It's not working with Angular component ?

[bkpatil]

Hello, it's working in angular inex.html file, but when trying to implement inside the component it's throwing this error - "Refused to display 'https://in.linkedin.com/' in a frame because an ancestor violates the following Content Security Policy directive: "frame-ancestors 'self' ". so, how to achieve inside the component.

[niutech]

Could you show me a demo, e.g. using JSFiddle?

[The-MAZZTer]

Set a breakpoint in the constructor of the x-frame-bypass class. Chances are it is not being instantiated and you are looking at a normal iframe.

I think this is because the Angular HTML templates get converted to real HTML differently enough that custom elements that use the is attribute don't get created; they use the base element instead, so you are seeing a normal iframe.

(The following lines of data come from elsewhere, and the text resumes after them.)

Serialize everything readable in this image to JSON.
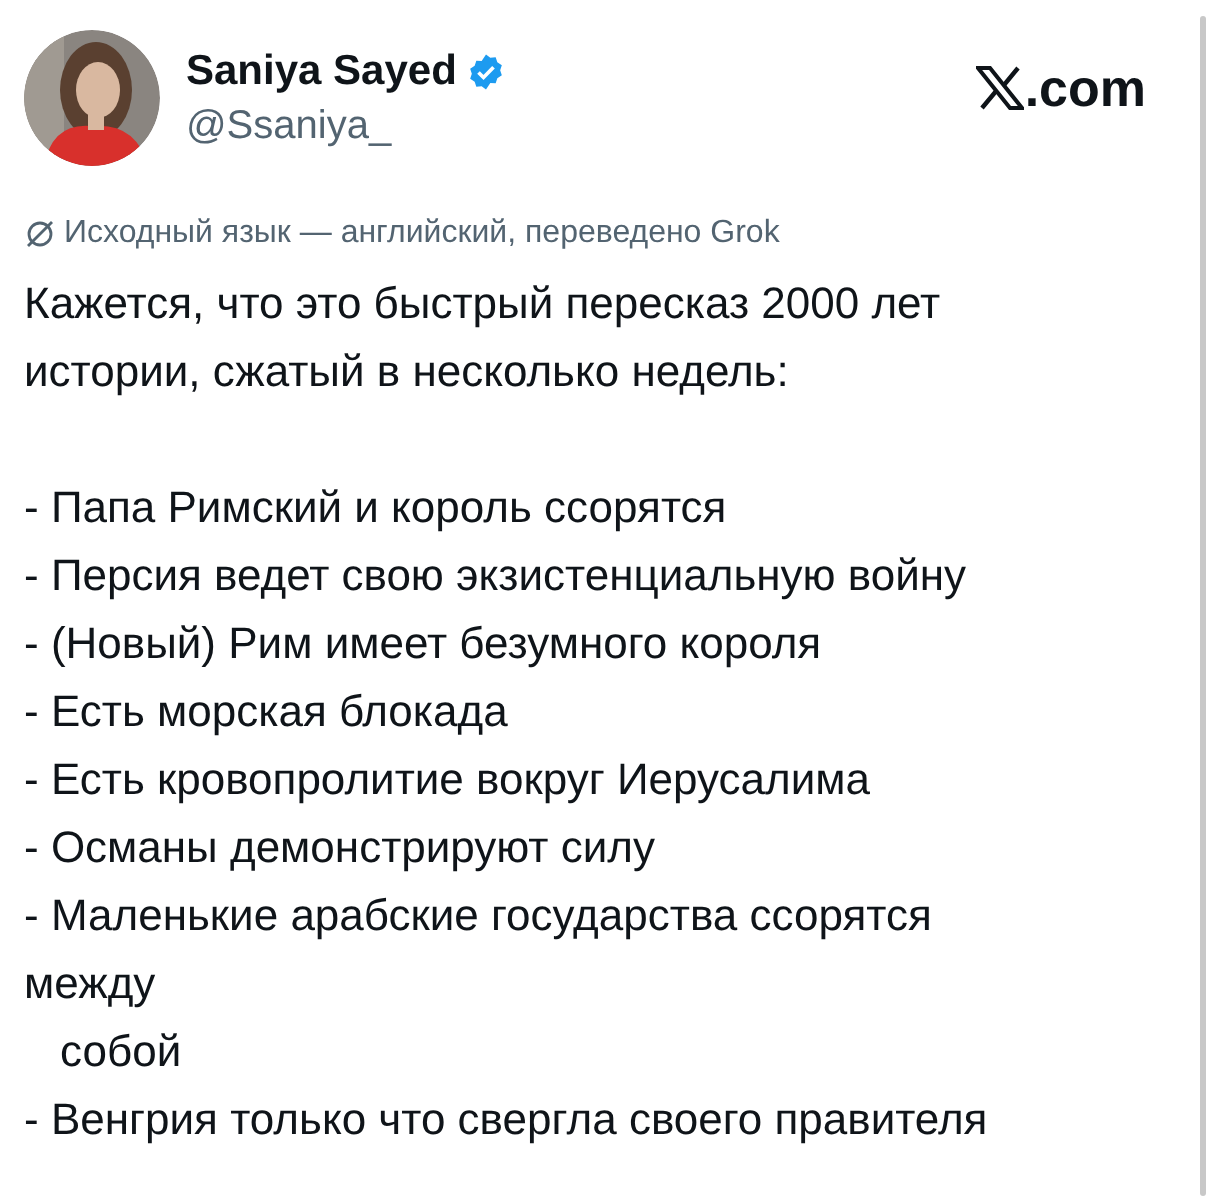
{
  "author": {
    "name": "Saniya Sayed",
    "verified": true,
    "handle": "@Ssaniya_"
  },
  "brand": {
    "suffix": ".com"
  },
  "translation_note": "Исходный язык — английский, переведено Grok",
  "intro": [
    "Кажется, что это быстрый пересказ 2000 лет",
    "истории, сжатый в несколько недель:"
  ],
  "lines": [
    {
      "kind": "item",
      "text": "- Папа Римский и король ссорятся"
    },
    {
      "kind": "item",
      "text": "- Персия ведет свою экзистенциальную войну"
    },
    {
      "kind": "item",
      "text": "- (Новый) Рим имеет безумного короля"
    },
    {
      "kind": "item",
      "text": "- Есть морская блокада"
    },
    {
      "kind": "item",
      "text": "- Есть кровопролитие вокруг Иерусалима"
    },
    {
      "kind": "item",
      "text": "- Османы демонстрируют силу"
    },
    {
      "kind": "item",
      "text": "- Маленькие арабские государства ссорятся"
    },
    {
      "kind": "wrap",
      "text": "между"
    },
    {
      "kind": "indent",
      "text": "собой"
    },
    {
      "kind": "item",
      "text": "- Венгрия только что свергла своего правителя"
    }
  ]
}
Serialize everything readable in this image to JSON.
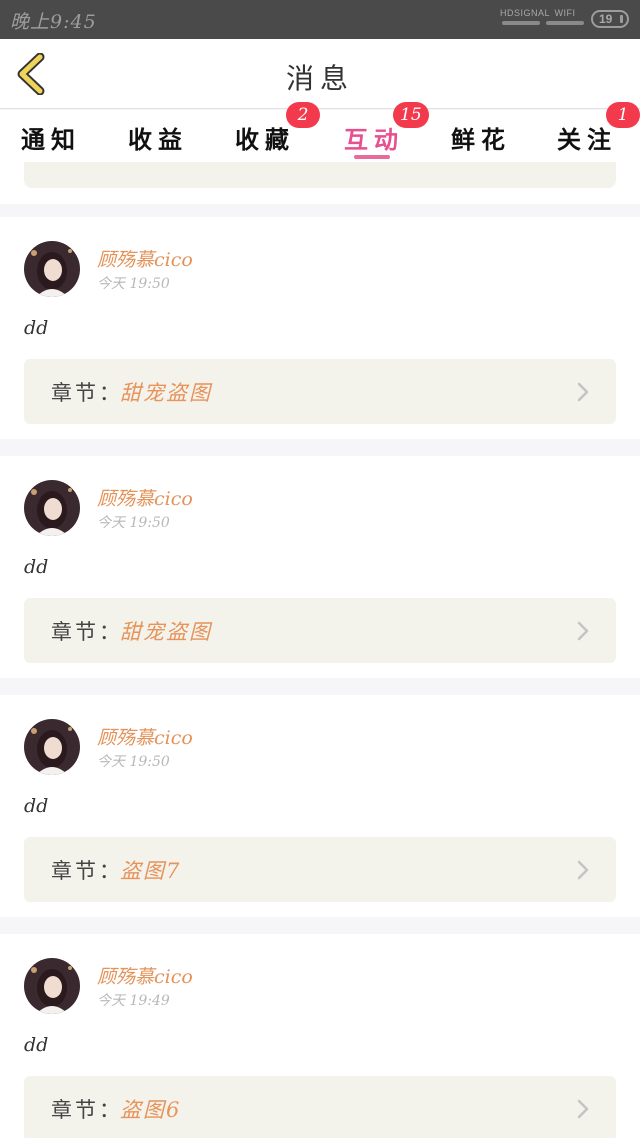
{
  "status_bar": {
    "time": "晚上9:45",
    "signal_label": "HD",
    "signal_label2": "SIGNAL",
    "wifi_label": "WIFI",
    "battery": "19",
    "icons": [
      "signal-icon",
      "wifi-icon",
      "battery-icon"
    ]
  },
  "header": {
    "title": "消息",
    "back_icon": "chevron-left-icon",
    "back_color": "#e8c94a"
  },
  "tabs": [
    {
      "label": "通知",
      "badge": ""
    },
    {
      "label": "收益",
      "badge": ""
    },
    {
      "label": "收藏",
      "badge": "2"
    },
    {
      "label": "互动",
      "badge": "15",
      "active": true
    },
    {
      "label": "鲜花",
      "badge": ""
    },
    {
      "label": "关注",
      "badge": "1"
    }
  ],
  "colors": {
    "accent": "#e84f8e",
    "badge": "#f23a4c",
    "author": "#e3935a",
    "chapter_box": "#f3f3ec"
  },
  "messages": [
    {
      "author": "顾殇慕cico",
      "time": "今天 19:50",
      "content": "dd",
      "chapter_label": "章节：",
      "chapter": "甜宠盗图"
    },
    {
      "author": "顾殇慕cico",
      "time": "今天 19:50",
      "content": "dd",
      "chapter_label": "章节：",
      "chapter": "甜宠盗图"
    },
    {
      "author": "顾殇慕cico",
      "time": "今天 19:50",
      "content": "dd",
      "chapter_label": "章节：",
      "chapter": "盗图7"
    },
    {
      "author": "顾殇慕cico",
      "time": "今天 19:49",
      "content": "dd",
      "chapter_label": "章节：",
      "chapter": "盗图6"
    }
  ]
}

My workaround for this was to inject the raw HTML for the iframe so Angular wasn't responsible for creating it.

My example:

HTML template:

<aside #aside>
</aside>

TypeScript:

    @ViewChild("aside", {static: true}) private aside: ElementRef<HTMLElement>;

private async showAside(): Promise<void> {
    this.aside.nativeElement.innerHTML =
    `<iframe is="x-frame-bypass" allow="fullscreen 'none'; geolocation 'none'; camera 'none'; microphone 'none'" sandbox="allow-scripts"></iframe>`;
    this.aside.nativeElement.getElementsByTagName("iframe")[0].src = URL_HERE; // Doing it this way so I don't have to worry about escaping the url by hand. There's no issue with embedding it directly in the innerHTML.
}

Angular claims it has support for custom elements but that might only extend to ones that don't inherit from an existing element, not sure.

[The-MAZZTer]

@niutech I made my own demo, it's in the linked angular bug report. Pretty sure this is an angular bug.